What is it with WhatsApp? As a former Luddite, my use for WhatsApp is as an alternative to messaging. But is it the same with everyone else? No. Instead, all day and all night, people send you the same videos, memes and jokes as everyone else. Your phone's storage gets clogged by this useless rubbish. Then the fools on your list of 'contacts' get overexcited about some lies and send them out. Once a lie is told on WhatsApp, it becomes the truth. Especially if it tells you that Narendra Modi is also the King of Siam and Jawaharlal Nehru was actually a Muslim.
And then there's Facebook. Without fail, every day, someone you know will put up a post about some sad disease, physical or mental. They will then use emotional blackmail so that you will "cut-paste and not share" this post about whatever it is. They will add some plaintive lines about how they know no one will do as they say but they are posting this anyway. Having guilt-tripped you into 'cut-pasting' their post, there is never any follow-up. Did the disease get cured? Was loads of money collected? Did a person suffering from said disease feel better because six people were coerced into 'cut-pasting'?
There is never any answer to these questions. Instead, without fail, similar posts will pop up after a while. Do this for suicide prevention, cancer, depression, Alzheimer's and so on. I do not know anybody who has any of these problems who feels better because this great Facebook effort.
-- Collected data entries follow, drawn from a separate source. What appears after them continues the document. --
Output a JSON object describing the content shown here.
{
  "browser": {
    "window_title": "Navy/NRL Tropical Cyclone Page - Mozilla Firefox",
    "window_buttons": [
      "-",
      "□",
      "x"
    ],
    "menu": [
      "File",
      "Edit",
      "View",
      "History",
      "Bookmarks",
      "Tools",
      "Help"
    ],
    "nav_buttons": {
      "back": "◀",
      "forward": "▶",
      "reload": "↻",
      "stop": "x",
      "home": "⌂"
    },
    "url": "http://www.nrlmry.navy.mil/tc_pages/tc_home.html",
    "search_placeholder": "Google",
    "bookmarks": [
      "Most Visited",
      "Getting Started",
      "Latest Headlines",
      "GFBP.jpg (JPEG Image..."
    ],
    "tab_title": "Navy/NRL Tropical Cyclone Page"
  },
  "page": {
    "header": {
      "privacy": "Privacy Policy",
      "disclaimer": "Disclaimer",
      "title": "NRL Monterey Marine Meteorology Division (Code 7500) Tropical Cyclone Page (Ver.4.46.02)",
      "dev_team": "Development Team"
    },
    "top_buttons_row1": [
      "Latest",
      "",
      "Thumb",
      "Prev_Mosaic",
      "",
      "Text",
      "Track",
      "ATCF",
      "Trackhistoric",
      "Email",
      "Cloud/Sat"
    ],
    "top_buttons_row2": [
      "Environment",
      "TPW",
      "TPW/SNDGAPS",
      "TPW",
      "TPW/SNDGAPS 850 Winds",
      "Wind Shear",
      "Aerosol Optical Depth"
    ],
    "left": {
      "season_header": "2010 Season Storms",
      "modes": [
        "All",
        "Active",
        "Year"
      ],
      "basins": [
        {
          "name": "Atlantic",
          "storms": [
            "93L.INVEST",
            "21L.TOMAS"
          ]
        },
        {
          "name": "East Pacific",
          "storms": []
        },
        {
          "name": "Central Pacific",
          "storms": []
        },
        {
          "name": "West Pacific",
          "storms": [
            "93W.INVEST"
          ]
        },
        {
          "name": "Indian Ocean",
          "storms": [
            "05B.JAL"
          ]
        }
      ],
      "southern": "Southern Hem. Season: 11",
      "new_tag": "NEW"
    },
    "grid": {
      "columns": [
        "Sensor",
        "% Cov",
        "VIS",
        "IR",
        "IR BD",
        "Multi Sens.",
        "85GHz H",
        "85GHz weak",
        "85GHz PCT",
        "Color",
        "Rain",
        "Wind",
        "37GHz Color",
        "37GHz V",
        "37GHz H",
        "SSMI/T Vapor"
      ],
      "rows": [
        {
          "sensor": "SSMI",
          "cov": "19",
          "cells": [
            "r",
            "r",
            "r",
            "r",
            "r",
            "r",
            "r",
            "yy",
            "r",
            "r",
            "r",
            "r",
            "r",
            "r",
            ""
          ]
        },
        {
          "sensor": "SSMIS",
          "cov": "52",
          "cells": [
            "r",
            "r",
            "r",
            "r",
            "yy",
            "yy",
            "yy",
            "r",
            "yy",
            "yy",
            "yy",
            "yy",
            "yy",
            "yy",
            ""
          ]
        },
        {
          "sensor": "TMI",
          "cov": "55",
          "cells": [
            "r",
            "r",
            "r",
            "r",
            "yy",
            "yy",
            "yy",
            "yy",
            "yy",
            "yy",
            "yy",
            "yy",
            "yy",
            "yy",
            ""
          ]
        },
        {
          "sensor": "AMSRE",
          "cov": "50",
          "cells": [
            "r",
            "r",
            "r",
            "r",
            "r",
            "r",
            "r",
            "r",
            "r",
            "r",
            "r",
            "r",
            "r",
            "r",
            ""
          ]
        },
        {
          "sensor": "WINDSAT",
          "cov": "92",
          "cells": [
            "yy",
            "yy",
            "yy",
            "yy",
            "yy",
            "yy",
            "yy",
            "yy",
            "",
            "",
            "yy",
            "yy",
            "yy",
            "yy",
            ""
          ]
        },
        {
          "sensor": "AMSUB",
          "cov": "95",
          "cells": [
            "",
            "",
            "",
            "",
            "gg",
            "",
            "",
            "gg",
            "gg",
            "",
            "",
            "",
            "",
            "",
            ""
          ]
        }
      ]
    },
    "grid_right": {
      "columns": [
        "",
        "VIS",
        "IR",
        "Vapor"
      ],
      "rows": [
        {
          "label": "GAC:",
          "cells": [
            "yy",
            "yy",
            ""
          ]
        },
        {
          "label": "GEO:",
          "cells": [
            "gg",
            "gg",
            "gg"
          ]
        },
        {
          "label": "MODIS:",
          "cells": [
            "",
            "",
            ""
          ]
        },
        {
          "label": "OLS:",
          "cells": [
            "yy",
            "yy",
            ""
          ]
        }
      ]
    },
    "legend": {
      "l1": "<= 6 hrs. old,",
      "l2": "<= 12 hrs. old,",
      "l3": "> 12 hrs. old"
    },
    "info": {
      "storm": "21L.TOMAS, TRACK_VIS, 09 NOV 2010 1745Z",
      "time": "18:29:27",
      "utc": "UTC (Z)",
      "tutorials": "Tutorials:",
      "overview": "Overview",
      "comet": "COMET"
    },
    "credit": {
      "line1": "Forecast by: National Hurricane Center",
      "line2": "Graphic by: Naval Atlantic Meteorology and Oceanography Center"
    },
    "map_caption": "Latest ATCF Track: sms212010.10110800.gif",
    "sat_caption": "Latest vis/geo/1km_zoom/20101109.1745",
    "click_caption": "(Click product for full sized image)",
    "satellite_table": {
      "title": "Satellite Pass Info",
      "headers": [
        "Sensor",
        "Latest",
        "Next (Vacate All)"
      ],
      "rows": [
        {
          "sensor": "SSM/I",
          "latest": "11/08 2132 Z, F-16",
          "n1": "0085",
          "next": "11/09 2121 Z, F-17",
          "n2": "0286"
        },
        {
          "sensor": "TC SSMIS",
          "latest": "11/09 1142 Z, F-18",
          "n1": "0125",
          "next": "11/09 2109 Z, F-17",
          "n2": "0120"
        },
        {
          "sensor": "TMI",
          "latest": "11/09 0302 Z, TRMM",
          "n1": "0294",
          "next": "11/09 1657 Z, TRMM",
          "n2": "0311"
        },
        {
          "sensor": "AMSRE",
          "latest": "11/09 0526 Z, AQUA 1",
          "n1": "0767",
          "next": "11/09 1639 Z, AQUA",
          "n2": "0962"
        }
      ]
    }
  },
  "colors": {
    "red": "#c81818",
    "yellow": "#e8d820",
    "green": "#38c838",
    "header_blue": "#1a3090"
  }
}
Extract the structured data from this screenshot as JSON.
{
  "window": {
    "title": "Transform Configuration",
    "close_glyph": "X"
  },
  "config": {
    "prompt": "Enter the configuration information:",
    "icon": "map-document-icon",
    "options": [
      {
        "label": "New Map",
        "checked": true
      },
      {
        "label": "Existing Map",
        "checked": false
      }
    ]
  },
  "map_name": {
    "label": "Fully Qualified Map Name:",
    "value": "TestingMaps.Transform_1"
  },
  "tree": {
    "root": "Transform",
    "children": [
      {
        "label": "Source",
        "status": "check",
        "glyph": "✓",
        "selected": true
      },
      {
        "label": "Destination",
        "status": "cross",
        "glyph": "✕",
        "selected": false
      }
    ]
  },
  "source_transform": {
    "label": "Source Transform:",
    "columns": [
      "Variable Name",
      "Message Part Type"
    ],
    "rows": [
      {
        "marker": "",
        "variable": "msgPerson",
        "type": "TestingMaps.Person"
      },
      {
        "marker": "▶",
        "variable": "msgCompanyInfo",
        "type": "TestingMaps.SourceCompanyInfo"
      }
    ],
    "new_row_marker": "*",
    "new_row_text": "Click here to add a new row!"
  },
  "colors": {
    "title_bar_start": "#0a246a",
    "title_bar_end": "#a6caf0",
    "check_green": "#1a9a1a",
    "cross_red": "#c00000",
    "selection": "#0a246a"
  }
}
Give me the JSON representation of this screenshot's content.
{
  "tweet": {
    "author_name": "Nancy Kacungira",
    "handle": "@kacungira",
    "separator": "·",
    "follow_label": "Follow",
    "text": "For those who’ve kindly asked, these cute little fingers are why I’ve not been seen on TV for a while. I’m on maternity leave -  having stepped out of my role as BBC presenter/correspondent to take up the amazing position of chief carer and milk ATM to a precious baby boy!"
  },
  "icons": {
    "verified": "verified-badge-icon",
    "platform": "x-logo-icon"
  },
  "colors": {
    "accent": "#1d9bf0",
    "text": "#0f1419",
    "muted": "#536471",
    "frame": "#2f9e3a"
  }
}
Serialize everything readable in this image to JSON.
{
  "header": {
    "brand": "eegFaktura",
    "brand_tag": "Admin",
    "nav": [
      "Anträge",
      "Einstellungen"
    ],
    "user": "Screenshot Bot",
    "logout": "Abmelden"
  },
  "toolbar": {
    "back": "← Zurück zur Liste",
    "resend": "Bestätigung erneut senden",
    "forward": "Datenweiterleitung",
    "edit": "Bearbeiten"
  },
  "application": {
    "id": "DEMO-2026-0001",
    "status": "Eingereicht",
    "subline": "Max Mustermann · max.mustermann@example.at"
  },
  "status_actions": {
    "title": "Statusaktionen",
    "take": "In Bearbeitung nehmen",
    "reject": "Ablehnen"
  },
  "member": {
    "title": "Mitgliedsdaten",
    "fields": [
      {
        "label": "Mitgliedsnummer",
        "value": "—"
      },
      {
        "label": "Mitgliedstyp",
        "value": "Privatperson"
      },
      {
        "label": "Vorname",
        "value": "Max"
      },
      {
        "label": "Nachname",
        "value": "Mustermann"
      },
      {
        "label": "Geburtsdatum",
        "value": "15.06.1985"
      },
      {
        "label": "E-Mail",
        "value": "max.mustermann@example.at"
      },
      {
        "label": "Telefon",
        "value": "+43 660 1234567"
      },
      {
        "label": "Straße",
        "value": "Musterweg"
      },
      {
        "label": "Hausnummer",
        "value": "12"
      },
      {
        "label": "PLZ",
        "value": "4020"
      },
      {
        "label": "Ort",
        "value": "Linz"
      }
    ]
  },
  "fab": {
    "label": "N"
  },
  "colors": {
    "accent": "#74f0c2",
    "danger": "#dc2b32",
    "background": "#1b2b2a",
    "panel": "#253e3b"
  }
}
Some do-gooders go even further. They will send you a private message to post a picture of a shoe on your timeline to cure breast cancer.
I suspect these are the same people who used to send chain mails in the olden days. Those postcards that told you that if you do not send the same message to 20 people within the next week, you will die a horrible death. And if you do, all your prayers will be answered, which were mainly to do with magically getting lots of money. Examples were given: Mohan of Aruppukottai, Tamil Nadu, did not post the messages and was mysteriously found dead within 10 minutes of not doing it. Grace of Boring, Oregon, won the lottery even as the last postcard dropped into the post box.
I have died many deaths, I confess. I have also concluded that people are the problem. Especially friends.